# Thread: Newtons Method for finding Optimum

1. ## Newtons Method for finding Optimum

How do you use Newtons method to solve for a functions optimum? I know that for finding the root you use:
X1 = X0 - f(X0)/f'(X0)
X2 = X1 - f(X1)/f'(X1)
X3 = X2 - f(X2)/f'(X2)
...etc
For example lets say the function is: f(x) = 4x^3-2x^2 -5
What do you do differently to solve for optimum? My guess it has something to do with second derivative, but I'm not really sure. Any help would be appreciated

Thanks,
Brandon

2. Hi there, yes using the 2nd derivative is relevant here.

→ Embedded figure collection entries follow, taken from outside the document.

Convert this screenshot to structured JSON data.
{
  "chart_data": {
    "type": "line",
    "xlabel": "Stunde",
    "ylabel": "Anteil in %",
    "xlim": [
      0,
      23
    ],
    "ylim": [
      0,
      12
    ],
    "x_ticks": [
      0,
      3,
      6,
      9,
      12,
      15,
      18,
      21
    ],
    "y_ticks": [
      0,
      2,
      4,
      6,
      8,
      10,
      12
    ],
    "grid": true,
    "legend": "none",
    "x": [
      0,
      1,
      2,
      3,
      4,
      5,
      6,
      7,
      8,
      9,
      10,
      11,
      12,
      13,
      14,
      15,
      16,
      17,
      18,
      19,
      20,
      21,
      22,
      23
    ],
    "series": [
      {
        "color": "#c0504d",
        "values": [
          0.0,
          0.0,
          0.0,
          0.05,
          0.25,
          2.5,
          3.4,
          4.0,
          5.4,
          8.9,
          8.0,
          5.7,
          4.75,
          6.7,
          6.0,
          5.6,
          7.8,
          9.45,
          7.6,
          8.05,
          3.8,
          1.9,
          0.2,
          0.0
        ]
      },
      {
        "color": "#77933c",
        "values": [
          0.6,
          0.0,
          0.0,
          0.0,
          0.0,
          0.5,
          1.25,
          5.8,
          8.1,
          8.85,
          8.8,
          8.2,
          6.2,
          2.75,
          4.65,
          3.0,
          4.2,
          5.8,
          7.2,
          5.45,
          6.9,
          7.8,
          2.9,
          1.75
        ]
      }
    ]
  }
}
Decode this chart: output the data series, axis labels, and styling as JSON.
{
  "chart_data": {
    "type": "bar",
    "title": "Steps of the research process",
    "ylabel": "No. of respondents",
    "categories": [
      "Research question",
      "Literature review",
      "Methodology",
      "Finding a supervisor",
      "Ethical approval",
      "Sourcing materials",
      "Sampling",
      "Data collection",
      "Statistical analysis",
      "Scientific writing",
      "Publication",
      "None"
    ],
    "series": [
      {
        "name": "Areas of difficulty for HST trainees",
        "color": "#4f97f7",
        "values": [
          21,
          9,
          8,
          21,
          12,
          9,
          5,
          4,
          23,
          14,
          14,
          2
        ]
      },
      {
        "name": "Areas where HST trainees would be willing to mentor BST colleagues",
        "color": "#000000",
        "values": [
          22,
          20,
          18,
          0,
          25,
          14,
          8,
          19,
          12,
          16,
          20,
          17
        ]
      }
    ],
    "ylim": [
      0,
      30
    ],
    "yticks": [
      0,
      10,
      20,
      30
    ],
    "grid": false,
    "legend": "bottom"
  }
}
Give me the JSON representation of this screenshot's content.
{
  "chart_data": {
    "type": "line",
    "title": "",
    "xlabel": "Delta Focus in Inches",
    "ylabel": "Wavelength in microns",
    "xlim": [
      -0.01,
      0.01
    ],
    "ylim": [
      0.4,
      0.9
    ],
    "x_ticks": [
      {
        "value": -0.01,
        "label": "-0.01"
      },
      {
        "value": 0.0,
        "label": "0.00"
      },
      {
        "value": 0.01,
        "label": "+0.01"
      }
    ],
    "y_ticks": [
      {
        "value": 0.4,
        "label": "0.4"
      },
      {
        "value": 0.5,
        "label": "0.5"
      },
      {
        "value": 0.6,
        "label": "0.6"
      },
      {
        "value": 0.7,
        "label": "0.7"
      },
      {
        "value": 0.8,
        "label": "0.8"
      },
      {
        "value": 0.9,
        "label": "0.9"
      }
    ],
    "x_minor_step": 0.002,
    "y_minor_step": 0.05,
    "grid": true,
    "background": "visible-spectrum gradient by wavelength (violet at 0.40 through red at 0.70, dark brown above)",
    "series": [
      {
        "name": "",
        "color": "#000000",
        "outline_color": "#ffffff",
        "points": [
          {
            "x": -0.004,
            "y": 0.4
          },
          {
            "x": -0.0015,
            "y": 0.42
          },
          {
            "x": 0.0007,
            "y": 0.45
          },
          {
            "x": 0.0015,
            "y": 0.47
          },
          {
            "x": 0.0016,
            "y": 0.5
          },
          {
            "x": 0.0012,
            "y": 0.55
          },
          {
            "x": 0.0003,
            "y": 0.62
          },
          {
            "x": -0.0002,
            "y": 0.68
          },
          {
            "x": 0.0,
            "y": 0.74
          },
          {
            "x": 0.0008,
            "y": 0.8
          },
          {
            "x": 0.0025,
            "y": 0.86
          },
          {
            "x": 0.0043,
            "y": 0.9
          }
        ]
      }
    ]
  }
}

You can use the first derivate as the new $f(x)$ and apply the method for $12x^2-4x = 0$

Do you follow?

3. so instead of using:
X1 = X0 - f(X0)/f'(X0)
X2 = X1 - f(X1)/f'(X1)
X3 = X2 - f(X2)/f'(X2)
...etc
I should use:
X1 = X0 - f'(X0)/f''(X0)
X2 = X1 - f'(X1)/f''(X1)
X3 = X2 - f'(X2)/f''(X2)
...etc
?

4. Bump

5. Yes, pls don't bump.

6. How do you know if you are finding the MIN or the MAX? For example lets say you have f(x) = x^2, and want to find the optimum with an initial guess of 5. i would do the following:

X1=5-2(5)/2=0
X2=0-2(0)/2=0
X3=0
Obviously this has a MIN at (0,0), and by applying Newtons Meathod you discover their is an Optimum at x=0, but if you Had no clue what a function looked like how would you know if the x value you are finding is its MIN or its MAX? Or in another case the function may have a MIN and a MAX, how do you know which one you found?

thanks

7. You could use the second derivative test to see whether that point is a minimum or a maximum point.